Où l'on voit que, face à l'absence de vision du président américain, les Européens ont intérêt à resserrer leurs rangs au plus vite.

Session élargie au sommet du G7 à Taormina, en Sicile, en Italie, le 27 mai 2017
Session élargie au sommet du G7 à Taormina, en Sicile, en Italie, le 27 mai 2017 © Reuters / Philippe Wojazer

Ça n’a rien donné, rien de clair en tout cas. Ce sommet de l’Otan, hier à Bruxelles, aurait pu donner l’occasion à Donald Trump de clarifier ses positions et rassurer les alliés européens des Etats-Unis sur trois points fondamentaux.

Il aurait pu dire que, tout bien considéré, il allait respecter l’accord de Paris sur le climat.

Il aurait pu dire que, non, sa langue avait fourché, que l’Alliance atlantique n’était pas obsolète et restait essentielle aux yeux des Américains.

Il aurait pu préciser sa vision des rapports à entretenir avec la Russie de Vladimir Poutine... mais on n’a rien entendu de tout cela.

L'Accord sur le climat n'est pas pour tout de suite

L’accord sur le climat, eh bien il ne sait pas encore et ne décidera pas avant son retour à Washington.

L’Otan, bon d’accord, il n’a plus parlé de l’enterrer mais s’est bien gardé de réitérer que toute attaque contre l’un de ses membres se heurterait à une riposte de tous ses membres et, donc, des Etats-Unis et a, en revanche pressé les Européens – ce qui n’avait rien de rassurant – de payer leurs dettes aux contribuables américains en augmentant leurs contributions à l’organisation militaire de l’Alliance atlantique.

Une politique illisible

Quant à la Russie, comprenne qui pourra à ce président qui trouvait M. Poutine épatant et applaudissait au piratage informatique de la campagne d’Hillary Clinton, qui se trouve maintenant soupçonné de liens avec le Kremlin mais parle des Russes comme d’une menace que l’Otan devrait contrer.

S’il y a une conclusion à tirer de ce sommet, elle est que la politique de M. Trump est illisible, qu’il navigue à vue, que sa seule vison politique est qu’il faut baisser les impôts des plus riches et tailler dans les aides aux plus démunis comme son projet de budget le fait, et qu’il est vraiment temps pour les Européens de serrer les rangs, de jeter les bases d’une Défense commune et de doter l’Union d’une politique étrangère.

Ce n'est pas fait.
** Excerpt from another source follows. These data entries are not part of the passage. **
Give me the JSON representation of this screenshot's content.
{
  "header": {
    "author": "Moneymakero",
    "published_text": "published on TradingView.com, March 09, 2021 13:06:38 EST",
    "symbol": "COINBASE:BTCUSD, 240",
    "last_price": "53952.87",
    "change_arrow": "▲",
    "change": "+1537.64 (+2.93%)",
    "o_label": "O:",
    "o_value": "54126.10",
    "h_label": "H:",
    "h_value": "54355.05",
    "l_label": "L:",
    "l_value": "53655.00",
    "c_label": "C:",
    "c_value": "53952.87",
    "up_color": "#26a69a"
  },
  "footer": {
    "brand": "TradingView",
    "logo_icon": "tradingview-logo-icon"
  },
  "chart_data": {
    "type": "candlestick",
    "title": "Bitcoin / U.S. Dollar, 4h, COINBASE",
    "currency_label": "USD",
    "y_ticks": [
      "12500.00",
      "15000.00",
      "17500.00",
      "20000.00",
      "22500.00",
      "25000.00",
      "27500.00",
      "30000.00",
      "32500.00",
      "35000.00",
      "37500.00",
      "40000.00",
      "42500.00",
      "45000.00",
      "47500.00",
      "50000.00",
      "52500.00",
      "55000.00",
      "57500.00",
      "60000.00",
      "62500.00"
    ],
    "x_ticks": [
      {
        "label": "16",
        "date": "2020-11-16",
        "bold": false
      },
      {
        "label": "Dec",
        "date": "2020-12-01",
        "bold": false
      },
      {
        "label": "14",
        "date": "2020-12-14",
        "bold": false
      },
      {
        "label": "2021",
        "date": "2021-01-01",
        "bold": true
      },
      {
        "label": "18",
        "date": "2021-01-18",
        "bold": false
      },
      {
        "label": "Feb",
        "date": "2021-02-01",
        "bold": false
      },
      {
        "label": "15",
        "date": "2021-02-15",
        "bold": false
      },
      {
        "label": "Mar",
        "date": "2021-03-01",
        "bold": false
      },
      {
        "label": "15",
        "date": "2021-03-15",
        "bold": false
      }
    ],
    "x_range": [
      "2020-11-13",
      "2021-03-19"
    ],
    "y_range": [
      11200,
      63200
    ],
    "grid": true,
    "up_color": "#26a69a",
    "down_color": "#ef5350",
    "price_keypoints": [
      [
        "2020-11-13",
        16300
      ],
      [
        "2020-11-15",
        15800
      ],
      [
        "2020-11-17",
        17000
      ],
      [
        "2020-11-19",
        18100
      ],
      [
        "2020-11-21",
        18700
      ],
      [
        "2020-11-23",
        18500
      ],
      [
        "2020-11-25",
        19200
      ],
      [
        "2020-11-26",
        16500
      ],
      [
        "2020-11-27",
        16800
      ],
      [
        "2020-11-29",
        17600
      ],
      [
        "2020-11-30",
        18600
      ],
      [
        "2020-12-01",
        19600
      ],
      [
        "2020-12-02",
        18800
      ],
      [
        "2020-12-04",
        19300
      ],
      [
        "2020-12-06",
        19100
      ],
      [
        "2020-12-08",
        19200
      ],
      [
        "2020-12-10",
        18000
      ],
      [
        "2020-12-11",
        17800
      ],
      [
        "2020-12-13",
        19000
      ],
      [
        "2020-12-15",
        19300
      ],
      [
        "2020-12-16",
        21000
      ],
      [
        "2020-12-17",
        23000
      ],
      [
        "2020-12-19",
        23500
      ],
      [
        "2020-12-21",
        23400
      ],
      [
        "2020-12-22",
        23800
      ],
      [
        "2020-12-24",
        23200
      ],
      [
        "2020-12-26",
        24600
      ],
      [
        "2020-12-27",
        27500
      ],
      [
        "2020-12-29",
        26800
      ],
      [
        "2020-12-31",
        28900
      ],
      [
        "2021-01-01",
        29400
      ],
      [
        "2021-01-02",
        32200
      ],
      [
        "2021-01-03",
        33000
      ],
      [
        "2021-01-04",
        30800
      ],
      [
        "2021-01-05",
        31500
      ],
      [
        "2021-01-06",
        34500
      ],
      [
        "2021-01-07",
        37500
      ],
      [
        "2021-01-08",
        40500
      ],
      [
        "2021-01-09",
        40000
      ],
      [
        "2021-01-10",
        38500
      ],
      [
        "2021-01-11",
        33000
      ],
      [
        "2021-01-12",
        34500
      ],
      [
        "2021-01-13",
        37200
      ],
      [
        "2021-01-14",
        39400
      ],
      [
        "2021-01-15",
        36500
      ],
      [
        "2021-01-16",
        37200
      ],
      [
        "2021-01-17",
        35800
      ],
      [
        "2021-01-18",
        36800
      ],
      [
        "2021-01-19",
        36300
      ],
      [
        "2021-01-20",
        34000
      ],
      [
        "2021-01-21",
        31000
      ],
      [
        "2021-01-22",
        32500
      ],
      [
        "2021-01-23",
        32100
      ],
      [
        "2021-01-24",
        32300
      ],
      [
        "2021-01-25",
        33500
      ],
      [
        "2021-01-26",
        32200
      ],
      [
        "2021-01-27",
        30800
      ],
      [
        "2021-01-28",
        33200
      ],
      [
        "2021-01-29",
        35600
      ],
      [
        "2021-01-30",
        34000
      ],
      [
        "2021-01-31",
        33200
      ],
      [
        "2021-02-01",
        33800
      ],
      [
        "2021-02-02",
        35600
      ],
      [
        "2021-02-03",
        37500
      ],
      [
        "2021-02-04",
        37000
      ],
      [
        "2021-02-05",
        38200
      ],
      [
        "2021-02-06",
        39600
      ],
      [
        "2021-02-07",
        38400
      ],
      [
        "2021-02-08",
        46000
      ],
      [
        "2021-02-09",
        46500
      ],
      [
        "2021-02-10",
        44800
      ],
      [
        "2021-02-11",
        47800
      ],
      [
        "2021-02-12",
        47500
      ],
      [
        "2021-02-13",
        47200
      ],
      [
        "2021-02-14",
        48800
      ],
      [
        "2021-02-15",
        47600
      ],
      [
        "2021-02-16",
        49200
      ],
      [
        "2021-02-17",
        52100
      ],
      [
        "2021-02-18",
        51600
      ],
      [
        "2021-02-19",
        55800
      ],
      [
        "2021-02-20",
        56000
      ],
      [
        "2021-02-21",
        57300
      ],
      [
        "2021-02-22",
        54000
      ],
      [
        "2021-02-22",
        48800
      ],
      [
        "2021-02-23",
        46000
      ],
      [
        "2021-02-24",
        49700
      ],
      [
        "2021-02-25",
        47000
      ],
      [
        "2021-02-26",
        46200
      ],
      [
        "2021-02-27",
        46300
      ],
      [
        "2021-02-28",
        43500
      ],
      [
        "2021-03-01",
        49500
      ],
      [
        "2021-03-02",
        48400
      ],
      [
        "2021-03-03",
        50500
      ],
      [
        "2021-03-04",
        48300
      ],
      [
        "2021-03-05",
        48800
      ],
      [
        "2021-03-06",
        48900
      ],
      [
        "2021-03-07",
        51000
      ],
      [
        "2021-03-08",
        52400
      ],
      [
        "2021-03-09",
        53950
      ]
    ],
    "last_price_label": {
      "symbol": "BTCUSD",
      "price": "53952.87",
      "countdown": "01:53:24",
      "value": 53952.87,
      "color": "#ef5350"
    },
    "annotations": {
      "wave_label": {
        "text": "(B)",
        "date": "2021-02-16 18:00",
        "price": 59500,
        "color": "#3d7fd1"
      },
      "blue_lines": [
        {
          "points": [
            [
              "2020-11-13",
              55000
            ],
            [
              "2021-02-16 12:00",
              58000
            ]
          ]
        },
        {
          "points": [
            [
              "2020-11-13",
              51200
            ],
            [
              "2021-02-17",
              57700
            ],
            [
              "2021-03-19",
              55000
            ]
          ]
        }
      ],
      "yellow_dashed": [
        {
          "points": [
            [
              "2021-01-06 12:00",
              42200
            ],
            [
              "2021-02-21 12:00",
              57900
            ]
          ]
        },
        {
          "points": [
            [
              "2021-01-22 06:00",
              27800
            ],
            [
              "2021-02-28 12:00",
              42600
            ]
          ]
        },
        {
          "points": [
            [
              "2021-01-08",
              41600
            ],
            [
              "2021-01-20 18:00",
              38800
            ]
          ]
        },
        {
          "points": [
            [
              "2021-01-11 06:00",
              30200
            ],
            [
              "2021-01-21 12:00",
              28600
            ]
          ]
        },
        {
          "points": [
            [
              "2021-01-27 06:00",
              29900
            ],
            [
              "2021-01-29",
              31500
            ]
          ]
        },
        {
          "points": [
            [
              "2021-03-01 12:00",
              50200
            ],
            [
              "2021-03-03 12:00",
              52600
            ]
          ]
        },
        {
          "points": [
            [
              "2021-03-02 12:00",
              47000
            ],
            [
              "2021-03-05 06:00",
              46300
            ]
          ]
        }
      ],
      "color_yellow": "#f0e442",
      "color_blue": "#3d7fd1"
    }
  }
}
Rien n'est joué, mais ils en prennent le chemin.

La nécessité d’une Défense commune s’est imposée depuis l’automne. Français et Allemands travaillent au resserrement de la zone euro en préparant, sous l’impulsion d’Emmanuel Macron et d’Angela Merkel, des propositions communes pour le mois de juin.

Il y a une claire volonté des plus anciens membres de l’Union, pas seulement de Paris et Berlin, d’aller de l’avant dans ces deux domaines mais, pour ce qui est d’une politique étrangère européenne, là, non, tout reste à faire.

On peut considérer, car c’est vrai, qu’elle naîtra tout naturellement de l’affirmation d’une Défense commune, de l’harmonisation des politiques économiques et, donc, de la définition d’intérêts à préserver et promouvoir mais cela ne suffit pas.

Il y faut aussi des initiatives, des idées et des gestes et, de ce point de vue, la partie qu’Emmanuel Macron jouera lundi, à Versailles, en y recevant Vladimir Poutine sera autrement plus importante que celle d’hier avec Donald Trump.

Avec la Russie, c’est la stabilité du continent Europe qui est en jeu et, cartes sur tables, il faut lui proposer un donnant-donnant, sujet de la prochaine de ces chroniques.